Comment vivez-vous cette année et ses deux confinements ?

« Le premier confinement n’a été une surprise pour personne. Avec mon équipe, nous l’avions induite et anticipé. Nous avons investi principalement dans des commandes d’ordinateurs et ce en grand nombre afin de pouvoir faire face à la demande. Le télétravail de masse était prévisible tant pour les professionnels que pour les élèves et les étudiants. Notre décision nous a donné raison. Ce coup d’essai fut payant puisque le stock très rapidement multiplié par trois n’a pas suffi ».

Sur le plan organisationnel, cela n’a pas dû être simple ?

« En effet, l’atelier est resté ouvert mais Thibault, le technicien, s’est retrouvé en chômage partiel, Sylvie au secrétariat pour la gestion, la compta a travaillé en télétravail, je me suis retrouvé seul à 50 % à gérer la boutique et la vente et à 50 % à l’atelier à gérer la réparation, la mise en place du télétravail et l’investissement du matériel correspondant car l’ordinateur pendant cette période a été mis à rude épreuve ».

Commercialement, cette période fut donc bénéfique pour l’entreprise ?

« Avoir fait le choix de rester ouvert comme un commerce de nécessité a été payant. Les installations, les demandes de réparations, les achats, le consommable pour les particuliers et les professionnels ont été abondants. De très longues journées mais quand le travail est là, il faut le prendre, il fallait tenir l’entreprise. Je remercie au passage toutes ces personnes qui ont fait travailler le commerce local et évité les achats sur les grandes plateformes du net.
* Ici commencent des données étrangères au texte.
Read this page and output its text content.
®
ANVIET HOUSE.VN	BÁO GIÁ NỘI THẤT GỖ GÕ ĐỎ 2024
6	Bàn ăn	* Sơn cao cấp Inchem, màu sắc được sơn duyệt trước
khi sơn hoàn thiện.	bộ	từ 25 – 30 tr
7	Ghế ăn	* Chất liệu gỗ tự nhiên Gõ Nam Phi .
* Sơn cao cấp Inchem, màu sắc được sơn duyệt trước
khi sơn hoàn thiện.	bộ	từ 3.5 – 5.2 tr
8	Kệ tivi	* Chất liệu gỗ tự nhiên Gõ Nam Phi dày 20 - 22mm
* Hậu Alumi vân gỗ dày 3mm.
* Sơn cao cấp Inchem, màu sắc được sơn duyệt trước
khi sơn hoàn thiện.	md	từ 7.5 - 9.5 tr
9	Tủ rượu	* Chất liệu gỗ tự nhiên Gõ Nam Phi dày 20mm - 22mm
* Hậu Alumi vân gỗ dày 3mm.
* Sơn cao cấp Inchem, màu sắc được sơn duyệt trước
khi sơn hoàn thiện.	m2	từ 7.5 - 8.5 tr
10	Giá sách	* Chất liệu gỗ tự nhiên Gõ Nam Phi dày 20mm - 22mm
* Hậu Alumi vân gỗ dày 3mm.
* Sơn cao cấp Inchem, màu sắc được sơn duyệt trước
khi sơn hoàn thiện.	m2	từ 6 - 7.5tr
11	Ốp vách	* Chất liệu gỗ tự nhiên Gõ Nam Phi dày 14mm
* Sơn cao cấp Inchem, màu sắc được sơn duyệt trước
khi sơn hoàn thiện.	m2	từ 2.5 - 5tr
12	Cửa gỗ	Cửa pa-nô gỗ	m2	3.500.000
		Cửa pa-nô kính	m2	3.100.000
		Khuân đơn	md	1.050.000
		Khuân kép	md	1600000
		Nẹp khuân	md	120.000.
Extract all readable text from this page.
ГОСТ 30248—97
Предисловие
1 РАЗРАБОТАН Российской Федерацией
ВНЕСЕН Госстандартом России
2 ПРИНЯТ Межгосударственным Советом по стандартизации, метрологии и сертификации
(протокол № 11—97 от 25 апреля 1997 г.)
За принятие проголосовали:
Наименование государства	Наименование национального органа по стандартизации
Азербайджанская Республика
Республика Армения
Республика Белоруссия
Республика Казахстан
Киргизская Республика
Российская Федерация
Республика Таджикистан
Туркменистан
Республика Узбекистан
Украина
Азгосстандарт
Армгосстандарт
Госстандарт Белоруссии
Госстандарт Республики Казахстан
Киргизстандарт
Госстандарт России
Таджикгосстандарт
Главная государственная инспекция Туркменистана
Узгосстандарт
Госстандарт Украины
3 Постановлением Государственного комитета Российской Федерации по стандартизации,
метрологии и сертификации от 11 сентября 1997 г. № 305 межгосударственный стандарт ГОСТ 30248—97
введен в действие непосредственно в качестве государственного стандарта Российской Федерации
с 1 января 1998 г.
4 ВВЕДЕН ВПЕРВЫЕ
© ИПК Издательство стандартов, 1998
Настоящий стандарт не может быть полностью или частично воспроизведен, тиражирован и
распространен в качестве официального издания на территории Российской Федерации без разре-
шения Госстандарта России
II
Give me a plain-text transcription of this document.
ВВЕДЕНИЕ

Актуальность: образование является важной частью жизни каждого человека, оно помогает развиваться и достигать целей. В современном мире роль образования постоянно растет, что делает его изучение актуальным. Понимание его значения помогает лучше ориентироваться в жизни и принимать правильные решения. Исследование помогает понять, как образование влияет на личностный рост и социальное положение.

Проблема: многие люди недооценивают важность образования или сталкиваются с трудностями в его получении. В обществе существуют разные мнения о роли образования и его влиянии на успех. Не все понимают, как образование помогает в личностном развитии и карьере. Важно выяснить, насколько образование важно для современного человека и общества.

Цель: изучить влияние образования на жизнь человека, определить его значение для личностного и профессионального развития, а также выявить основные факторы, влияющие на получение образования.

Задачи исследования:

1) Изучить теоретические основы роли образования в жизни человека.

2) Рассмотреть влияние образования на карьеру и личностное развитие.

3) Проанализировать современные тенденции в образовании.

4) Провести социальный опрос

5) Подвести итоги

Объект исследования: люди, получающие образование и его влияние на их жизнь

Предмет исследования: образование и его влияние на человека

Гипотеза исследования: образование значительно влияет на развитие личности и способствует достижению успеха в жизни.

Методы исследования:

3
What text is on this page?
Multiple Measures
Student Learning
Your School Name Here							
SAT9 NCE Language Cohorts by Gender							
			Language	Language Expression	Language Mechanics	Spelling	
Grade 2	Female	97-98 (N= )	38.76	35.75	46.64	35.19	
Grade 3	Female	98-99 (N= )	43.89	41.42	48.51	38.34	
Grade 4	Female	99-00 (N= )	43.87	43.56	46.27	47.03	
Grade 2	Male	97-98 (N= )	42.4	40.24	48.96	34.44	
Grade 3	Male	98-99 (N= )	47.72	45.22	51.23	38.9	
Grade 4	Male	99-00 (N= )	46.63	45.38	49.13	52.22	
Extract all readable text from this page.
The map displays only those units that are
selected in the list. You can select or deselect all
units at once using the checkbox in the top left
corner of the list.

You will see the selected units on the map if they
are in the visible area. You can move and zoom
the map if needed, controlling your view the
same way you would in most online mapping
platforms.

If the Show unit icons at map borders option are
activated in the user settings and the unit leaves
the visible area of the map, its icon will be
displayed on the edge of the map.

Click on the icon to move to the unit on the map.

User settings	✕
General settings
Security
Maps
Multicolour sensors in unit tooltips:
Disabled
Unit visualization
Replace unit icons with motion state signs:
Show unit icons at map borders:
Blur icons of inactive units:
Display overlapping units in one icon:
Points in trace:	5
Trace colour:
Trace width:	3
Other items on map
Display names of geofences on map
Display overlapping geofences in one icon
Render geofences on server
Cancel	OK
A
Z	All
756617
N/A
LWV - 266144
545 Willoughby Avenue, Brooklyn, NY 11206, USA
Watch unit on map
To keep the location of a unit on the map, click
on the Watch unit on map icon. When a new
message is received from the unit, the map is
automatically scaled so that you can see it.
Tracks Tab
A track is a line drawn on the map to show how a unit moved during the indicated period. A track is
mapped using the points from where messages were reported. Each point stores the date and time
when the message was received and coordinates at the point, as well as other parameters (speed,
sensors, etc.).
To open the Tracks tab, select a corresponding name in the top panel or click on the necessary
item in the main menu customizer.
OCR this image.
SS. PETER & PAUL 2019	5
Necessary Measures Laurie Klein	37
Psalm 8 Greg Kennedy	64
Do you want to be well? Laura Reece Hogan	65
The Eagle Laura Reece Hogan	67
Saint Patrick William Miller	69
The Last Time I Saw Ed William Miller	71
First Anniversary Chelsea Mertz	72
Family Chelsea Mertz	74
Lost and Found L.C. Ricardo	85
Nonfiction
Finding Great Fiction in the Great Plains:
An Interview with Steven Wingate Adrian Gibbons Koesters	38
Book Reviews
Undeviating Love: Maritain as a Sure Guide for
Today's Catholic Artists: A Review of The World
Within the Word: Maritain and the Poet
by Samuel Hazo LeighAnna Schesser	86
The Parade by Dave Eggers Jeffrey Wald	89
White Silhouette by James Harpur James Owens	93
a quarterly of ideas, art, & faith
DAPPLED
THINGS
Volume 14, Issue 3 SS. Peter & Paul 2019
Du particulier au PME, CFA, collèges, écoles, mairies, artisans… ».

Sur le plan personnel, vous n’avez pas eu de licenciement ?

« Non, nous avons même embauché une personne ».

Les deux confinements ont-ils été identiques ? :

« Non, au deuxième confinement, tout l’effectif a été présent et il y a eu des déplacements sur site alors qu’au premier confinement, il n’y a eu aucune main-d’œuvre sur site, ce qui n’a pas toujours été compris sur le moment. Dans tous les cas, depuis le début d’année, nous avons redoublé nos efforts pour être réactifs et présents auprès du client. Contrairement à d’autres professions, nous avons eu la chance de pouvoir continuer de travailler. C’est l’essentiel à retenir ».